27 Mar 2002 raph   » (Master)

Advice wanted

It took me until last week to come to the realization that I spend a nontrivial fraction of my work time on the phone, in conference calls, but that my phones are pretty bad.

Thus, I have decided that I want a really good phone. Sound quality is paramount, but comfort is also significant. One friend told me I should get a phone that supports Plantronics headsets. Anybody have experience with these?

spam

Even though I have spamassassin installed, spam seems to be getting worse. This essay (or here) suggests that I'm not the only one. The essay also makes an important point: the spam itself may ultimately not be as harmful as the steps taken to try to fight it.

There is no question about it; our email infrastructure is rotting. It seems like the bad guys are being creative in how to destroy it, but there is nobody actively working on improving it.
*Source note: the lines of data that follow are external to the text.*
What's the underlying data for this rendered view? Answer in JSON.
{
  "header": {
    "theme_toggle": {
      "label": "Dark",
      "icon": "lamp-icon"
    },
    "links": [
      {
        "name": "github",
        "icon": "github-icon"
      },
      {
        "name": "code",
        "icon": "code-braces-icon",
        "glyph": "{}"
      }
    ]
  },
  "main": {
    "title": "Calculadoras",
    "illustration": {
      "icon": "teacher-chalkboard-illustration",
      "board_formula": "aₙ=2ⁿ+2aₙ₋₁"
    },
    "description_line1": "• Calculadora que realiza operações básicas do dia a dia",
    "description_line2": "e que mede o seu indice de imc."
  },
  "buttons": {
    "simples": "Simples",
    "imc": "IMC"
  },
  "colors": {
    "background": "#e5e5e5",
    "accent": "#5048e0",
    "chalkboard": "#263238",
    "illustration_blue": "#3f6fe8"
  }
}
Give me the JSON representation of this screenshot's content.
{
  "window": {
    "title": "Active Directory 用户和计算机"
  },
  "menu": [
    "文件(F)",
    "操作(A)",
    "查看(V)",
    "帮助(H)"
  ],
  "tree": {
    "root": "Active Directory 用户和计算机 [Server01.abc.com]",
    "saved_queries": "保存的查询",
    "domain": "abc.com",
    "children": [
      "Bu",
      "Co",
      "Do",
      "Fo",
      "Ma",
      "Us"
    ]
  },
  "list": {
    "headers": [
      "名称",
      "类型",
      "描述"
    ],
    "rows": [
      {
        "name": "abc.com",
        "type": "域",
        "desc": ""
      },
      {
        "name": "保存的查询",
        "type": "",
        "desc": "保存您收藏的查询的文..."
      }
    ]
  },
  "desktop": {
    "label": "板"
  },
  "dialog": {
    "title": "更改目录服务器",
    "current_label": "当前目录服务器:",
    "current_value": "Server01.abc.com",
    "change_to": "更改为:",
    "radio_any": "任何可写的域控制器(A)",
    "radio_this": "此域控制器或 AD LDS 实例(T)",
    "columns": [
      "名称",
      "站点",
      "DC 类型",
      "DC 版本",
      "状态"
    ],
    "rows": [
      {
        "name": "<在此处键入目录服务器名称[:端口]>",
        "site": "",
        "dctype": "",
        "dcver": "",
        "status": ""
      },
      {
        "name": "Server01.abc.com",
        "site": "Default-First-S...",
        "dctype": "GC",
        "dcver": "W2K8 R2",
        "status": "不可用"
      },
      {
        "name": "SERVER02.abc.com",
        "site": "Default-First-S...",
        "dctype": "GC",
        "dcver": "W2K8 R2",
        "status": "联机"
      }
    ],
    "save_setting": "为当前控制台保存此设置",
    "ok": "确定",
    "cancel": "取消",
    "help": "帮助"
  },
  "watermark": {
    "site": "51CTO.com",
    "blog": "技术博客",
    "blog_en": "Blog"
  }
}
Even if email continues to be useful for some time, it is very much evolving in flavor. I don't much like what it's evolving into.

Lions book, C

I bought the Lions book on impulse some time last week, and it arrived today. So far, I've only skimmed it, but it looks like a serious treat.

One of the fun things about the book is that the version of Unix described is written in a rather old dialect of C - for example, the assignment form of addition is written =+.

A most striking feature of the language is that types are optional. This works largely because of the nature of the machine - there's only one interesting word size other than "char". The result is a rather more concise flavor than the C of today.

The idea of optional types has fallen out of favor. Languages today tend to either prohibit them (eg Python) or require them (eg Java). I'm not at all convinced that this is a good thing.

One of the joys of C is its maturity - it's been around long enough to have its rough edges sanded off, and also to attract some reasonably decent implementations and tools (though I believe that quite a bit of useful work remains to be done). It's also reasonably stable by now. I think this is very important - it's very difficult to achieve quality if you're constantly throwing good things away and writing new things that suck. Unfortunately, most of the trendier languages are unstable to an extreme. If I write a large system in a Python/C mix now, using libraries extensively, it's almost certain that the preferred Python implementation five years hence won't be able to run it without modification, and the libraries will no doubt have been superseded as well (especially if one of the libraries happens to be Tkinter).

That said, C is not yet completely static. I do not its current evolution is in very good hands, though. There appear to be four bodies that are actively working with C: the standards committee, Microsoft, gcc, and Apple. The latter two are actually based on the same code base, but seem to be steered in different directions.

These guys are not working together very well. C99 has yet to actually be implemented. A lot of the stuff in the spec is needless complexity - the "restrict" keyword certainly comes to mind, not to mention both digraphs and trigraphs. Then you have the "extern inline" fiasco, which virtually guarantees that a potentially useful feature is rendered useless for years to come. Then, you have really good ideas like standard sized integer types, that can't easily be used because they are incompatible with pre-C99 versions.

I think that if the C99 committee had been doing a good job, they could have fixed that last problem without much difficulty. Basically, they could have developed and released (under a very unrestrictive free license) a set of header files that reliably add these new types to the most popular C implementations of the day. New C implementations would of course include them "out of the box". That way, everybody would get to use them, and they could catch on quickly.

Then you have the useful features that they missed. One of my favorites is the ability to call a varargs function dynamically (vararg functions have had the ability to be called dynamically since at least the days of the Lions book). A special case (va_list) is already implemented. I don't think the more general case would have been that difficult or complex, and it would make life much easier for people trying to do dynamic language binding.

Ah well.

mod_virgule

After discussing two instances of good things that are being poorly maintained, it is uplifting to see renewed vitality on mod_virgule.

My only question: if we implement CSS, and then it turns out that there are a lot of people who don't like it, will we have to DeCSS the site?

Btw, one idea that might be worth considering is to use a tiny bit of text to indicate cert level. This would not only distinguish certs on CSS-losing browsers, but also help with screen readers, tiny wireless devices, and other less popular web browsing technologies.